Désolé comme la plaine d'Eurasie du Nord

7 étoiles

Critique de Lutzie (Paris, Inscrite le 20 octobre 2008, 60 ans) - 9 janvier 2009

Ce qui aurait pu être une saga flamboyante est l'histoire d'un immense ratage. Celui d'une nation, comme une fatalité. Celui de destins, comme si le fait d'être russe devait se payer, d'une façon ou d'une autre. La maison des rencontres : quelques heures de larmes, de mots, de ce qui va de soi, dans une existence vouée à survivre au froid, à la violence, au manque.

Ce livre est aride, factuel, sec comme le fouet. On est tenté d'abandonner, au début.
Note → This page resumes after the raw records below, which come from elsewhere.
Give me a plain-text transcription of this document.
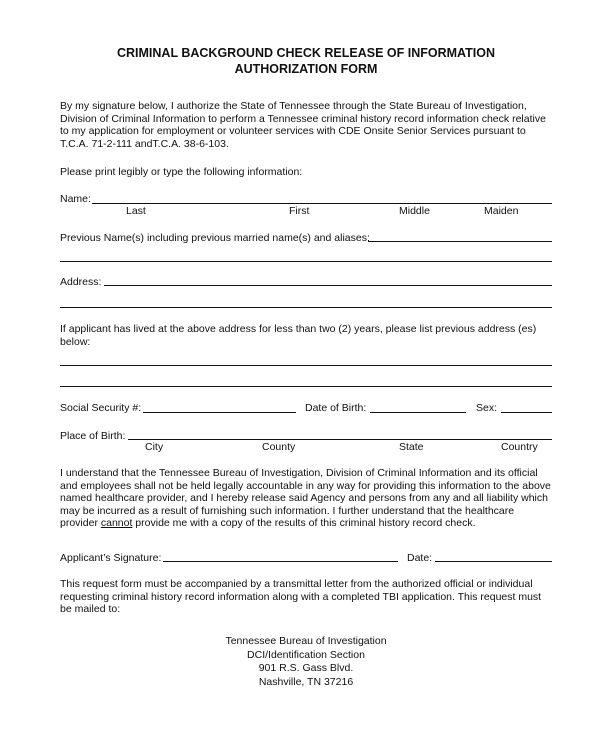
CRIMINAL BACKGROUND CHECK RELEASE OF INFORMATION
AUTHORIZATION FORM
By my signature below, I authorize the State of Tennessee through the State Bureau of Investigation,
Division of Criminal Information to perform a Tennessee criminal history record information check relative
to my application for employment or volunteer services with CDE Onsite Senior Services pursuant to
T.C.A. 71-2-111 andT.C.A. 38-6-103.
Please print legibly or type the following information:
Name:
Last	First	Middle	Maiden
Previous Name(s) including previous married name(s) and aliases:
Address:
If applicant has lived at the above address for less than two (2) years, please list previous address (es)
below:
Social Security #:	Date of Birth:	Sex:
Place of Birth:
City	County	State	Country
I understand that the Tennessee Bureau of Investigation, Division of Criminal Information and its official
and employees shall not be held legally accountable in any way for providing this information to the above
named healthcare provider, and I hereby release said Agency and persons from any and all liability which
may be incurred as a result of furnishing such information. I further understand that the healthcare
provider cannot provide me with a copy of the results of this criminal history record check.
Applicant’s Signature:	Date:
This request form must be accompanied by a transmittal letter from the authorized official or individual
requesting criminal history record information along with a completed TBI application. This request must
be mailed to:
Tennessee Bureau of Investigation
DCI/Identification Section
901 R.S. Gass Blvd.
Nashville, TN 37216
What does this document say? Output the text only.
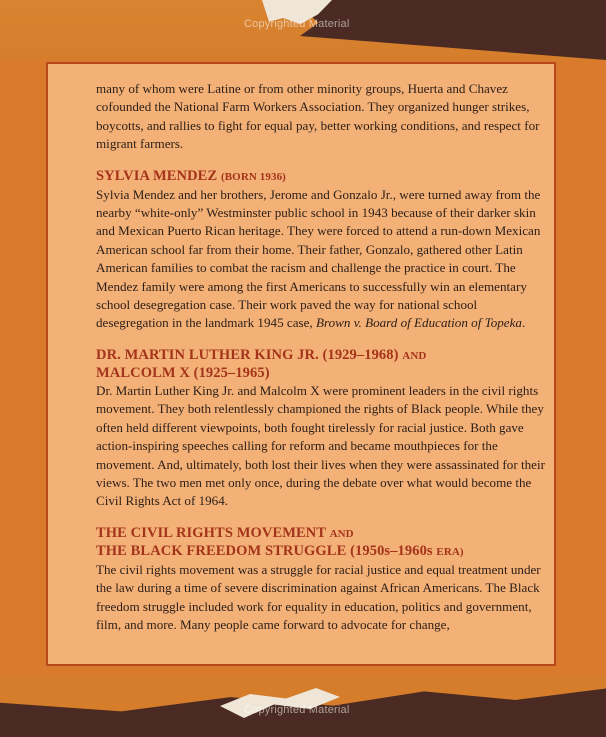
Copyrighted Material
Copyrighted Material

many of whom were Latine or from other minority groups, Huerta and Chavez cofounded the National Farm Workers Association. They organized hunger strikes, boycotts, and rallies to fight for equal pay, better working conditions, and respect for migrant farmers.

SYLVIA MENDEZ (BORN 1936)

Sylvia Mendez and her brothers, Jerome and Gonzalo Jr., were turned away from the nearby “white-only” Westminster public school in 1943 because of their darker skin and Mexican Puerto Rican heritage. They were forced to attend a run-down Mexican American school far from their home. Their father, Gonzalo, gathered other Latin American families to combat the racism and challenge the practice in court. The Mendez family were among the first Americans to successfully win an elementary school desegregation case. Their work paved the way for national school desegregation in the landmark 1945 case, Brown v. Board of Education of Topeka.

DR. MARTIN LUTHER KING JR. (1929–1968) AND
MALCOLM X (1925–1965)

Dr. Martin Luther King Jr. and Malcolm X were prominent leaders in the civil rights movement. They both relentlessly championed the rights of Black people. While they often held different viewpoints, both fought tirelessly for racial justice. Both gave action-inspiring speeches calling for reform and became mouthpieces for the movement. And, ultimately, both lost their lives when they were assassinated for their views. The two men met only once, during the debate over what would become the Civil Rights Act of 1964.

THE CIVIL RIGHTS MOVEMENT AND
THE BLACK FREEDOM STRUGGLE (1950s–1960s ERA)

The civil rights movement was a struggle for racial justice and equal treatment under the law during a time of severe discrimination against African Americans. The Black freedom struggle included work for equality in education, politics and government, film, and more. Many people came forward to advocate for change,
Car elle est bien là, la désolation de l'auteur pour ces vies désolées. Mais il y a un souffle. Cette relation entre deux frères que tout oppose. Cette femme entre eux, à la fois obstacle et lien. De nombreux passages, souvent une simple phrase, en font un livre fort. Et on se dit que l'auteur, dans ce roman, n'est pas loin d'Andreï Makine.

Victime de son temps

7 étoiles

Critique de Aaro-Benjamin G. (Montréal, Inscrit le 11 décembre 2003, 55 ans) - 23 septembre 2008

Après l’exécrable satire ‘Chien Jaune’, Amis retrouve la forme dans un brillant triangle amoureux évoluant sur un demi-siècle de contexte politique russe. Avec sa plume vertigineuse capable de décrire toute la complexité des sentiments humains et la noirceur glaciale du goulag dans un condensé de 300 pages, il nous donne l’impression que l’on absorbe une saga sibérienne gigantesque.

Si l’exploration de la cruauté de l’idéologie, des luttes de pouvoir, et de l’obsession sexuelle est accomplie avec une intelligence sans équivoque, il ne s’agit pas d’un roman qui soulève la passion, probablement en raison de sa forme. La longue confession d’un vieillard, dans laquelle il avoue à sa fille, ses crimes barbares, ses angoisses et ses regrets, est linéaire et assommante. Mais, pour goûter la prose d’un grand écrivain contemporain, il faut parfois faire des compromis.